[Newcompiler] Finding enough bytecodes for closures.

Marcus Denker denker at iam.unibe.ch
Tue May 1 16:42:45 UTC 2007


On 01.05.2007, at 09:45, Klaus D. Witzel wrote:

> On Mon, 30 Apr 2007 22:47:05 +0200, Bryce wrote:
>> Klaus D. Witzel writes:
>>  > Hi Bryce,
>>  >
>>  > as part of your investigation, did you observe any chance to  
>> reduce the
>>  > burden of having an instance of BlockClosure *and* of  
>> ClosureEnvironment,
>>  > that'd be interesting.
>>
>> First the new compiler only creates a BlockClosure and an
>> ClosureEnvironment if the block captures variables from it's
>> surrounding scope.
>>
>>    self ifAbsent: [Set new].
>>
>> Builds the BlockClosure at compile time. In this case, especially if
>> the block closure isn't called the closure code will be much faster.
>
> Sure. But who wants BlockClosures without having "free" variables,  
> this would be a contradiction and not worth the effort building a  
> new compiler for them :|
>

But there are many cases of BlockClosures that reference no external  
variables... e.g. along the example given by bryce:

	someDict at: #test ifAbsentPut: ['hello']

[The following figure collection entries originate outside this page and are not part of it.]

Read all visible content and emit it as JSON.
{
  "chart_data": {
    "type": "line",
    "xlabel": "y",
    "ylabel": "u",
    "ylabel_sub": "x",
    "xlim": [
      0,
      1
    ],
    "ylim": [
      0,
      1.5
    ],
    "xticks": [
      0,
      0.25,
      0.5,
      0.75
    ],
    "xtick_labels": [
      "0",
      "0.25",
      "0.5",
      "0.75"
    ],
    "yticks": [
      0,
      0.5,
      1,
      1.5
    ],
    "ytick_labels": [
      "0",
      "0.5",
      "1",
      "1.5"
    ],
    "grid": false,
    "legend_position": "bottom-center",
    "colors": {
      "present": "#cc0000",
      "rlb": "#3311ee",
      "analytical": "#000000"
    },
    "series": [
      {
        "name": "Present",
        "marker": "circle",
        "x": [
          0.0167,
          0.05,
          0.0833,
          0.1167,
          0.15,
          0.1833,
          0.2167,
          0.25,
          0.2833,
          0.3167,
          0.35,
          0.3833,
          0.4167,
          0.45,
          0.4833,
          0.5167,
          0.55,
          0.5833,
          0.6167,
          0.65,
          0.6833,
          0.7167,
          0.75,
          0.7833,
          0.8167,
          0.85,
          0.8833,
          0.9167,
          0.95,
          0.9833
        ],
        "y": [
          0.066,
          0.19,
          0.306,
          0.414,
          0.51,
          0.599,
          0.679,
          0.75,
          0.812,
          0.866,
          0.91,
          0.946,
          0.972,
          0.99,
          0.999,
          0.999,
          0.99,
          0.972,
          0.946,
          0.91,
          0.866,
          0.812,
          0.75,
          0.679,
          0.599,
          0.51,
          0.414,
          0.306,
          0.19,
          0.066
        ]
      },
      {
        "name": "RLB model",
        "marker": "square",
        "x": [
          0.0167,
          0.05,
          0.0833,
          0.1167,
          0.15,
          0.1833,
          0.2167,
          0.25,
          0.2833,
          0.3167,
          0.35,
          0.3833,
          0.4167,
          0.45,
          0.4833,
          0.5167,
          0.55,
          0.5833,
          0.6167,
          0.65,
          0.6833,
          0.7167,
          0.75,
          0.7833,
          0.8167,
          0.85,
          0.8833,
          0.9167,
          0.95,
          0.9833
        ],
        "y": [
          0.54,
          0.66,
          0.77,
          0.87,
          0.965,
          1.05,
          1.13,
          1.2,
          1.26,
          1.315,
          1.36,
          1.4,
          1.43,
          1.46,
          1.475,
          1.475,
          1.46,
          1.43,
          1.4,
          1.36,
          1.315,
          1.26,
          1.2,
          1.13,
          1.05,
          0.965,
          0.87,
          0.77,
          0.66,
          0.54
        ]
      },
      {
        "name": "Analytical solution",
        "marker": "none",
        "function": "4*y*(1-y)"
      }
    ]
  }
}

here the block has no variables at all, thus is does not need to have  
an Environment.

For blocks with no free vars, the newCompiler generates the  
BlockClosure at compiletime, see  
ASTTranslatorForValue>>#acceptBlockNode:

	aBlockNode freeVars isEmpty ifTrue: [
		"Create block at compile time"
		methodBuilder pushBlock: blockMethod.
	] ifFalse: [
		"Create block at run time"
		| outerScope envVar |
		outerScope := aBlockNode scope outerScope.
		envVar := outerScope hasEscapingEnv
			ifTrue: [outerScope thisEnvVar]
			ifFalse: [outerScope receiverVar].
		methodBuilder pushBlockMethod: blockMethod.
		envVar emitLocalValue: methodBuilder.
		methodBuilder send: #createBlock:.
	].

The old compiler generates in all cases code where the block's  
bytecode is inlined in the method and uses
#blockCopy: to generate a MethodContext at *runtime*.

Now the story when you actually send #value...

BlockContext: The vm has already a Context, so it fills it up with  
all the runtime data and start executing.
BlocKClosure: The vm executes a *method* that is referenced from the  
Closure. This means, it needs
			  to set up a context. Here there comes in the very clever  
optimization that the VM can
                           re-use context, thus, if we take care (not  
accessing thisContext), we do not need to create
                          a context but reuse it.

The idea now is that "reusing" a context should not be slower then  
actually using BlockContext, with the
additional feature that we have the optimzation described above.
	


>
>> Yes it is possible to eliminate many ClosureEnvironments, they're  
>> only
>> needed when variables are actually captured from that scope.
>
> Sure "only if needed" but otherwise nobody would need a new  
> compiler which handles full BlockClosures.
>

But they are not needed in *all* cases. ['I am a block'] does not  
need an environment for storing variables.

>> Removing
>> the closures is just creating extra kinds of block similar to the
>> different kinds of context that Eliot added in VisualWorks
>> 5i. Creating extra context types is probably not needed to equal  
>> or better
>> the current code in most cases.
>
> Yes (extra context types probably not needed to equal or better),  
> me too thinks that's not really needed.

It would be nice to make it simple and uniform.... the current  
BlockContext scheme preceeds the contex-recycling
scheme... and having Blocks and Methods be one thing would be nice.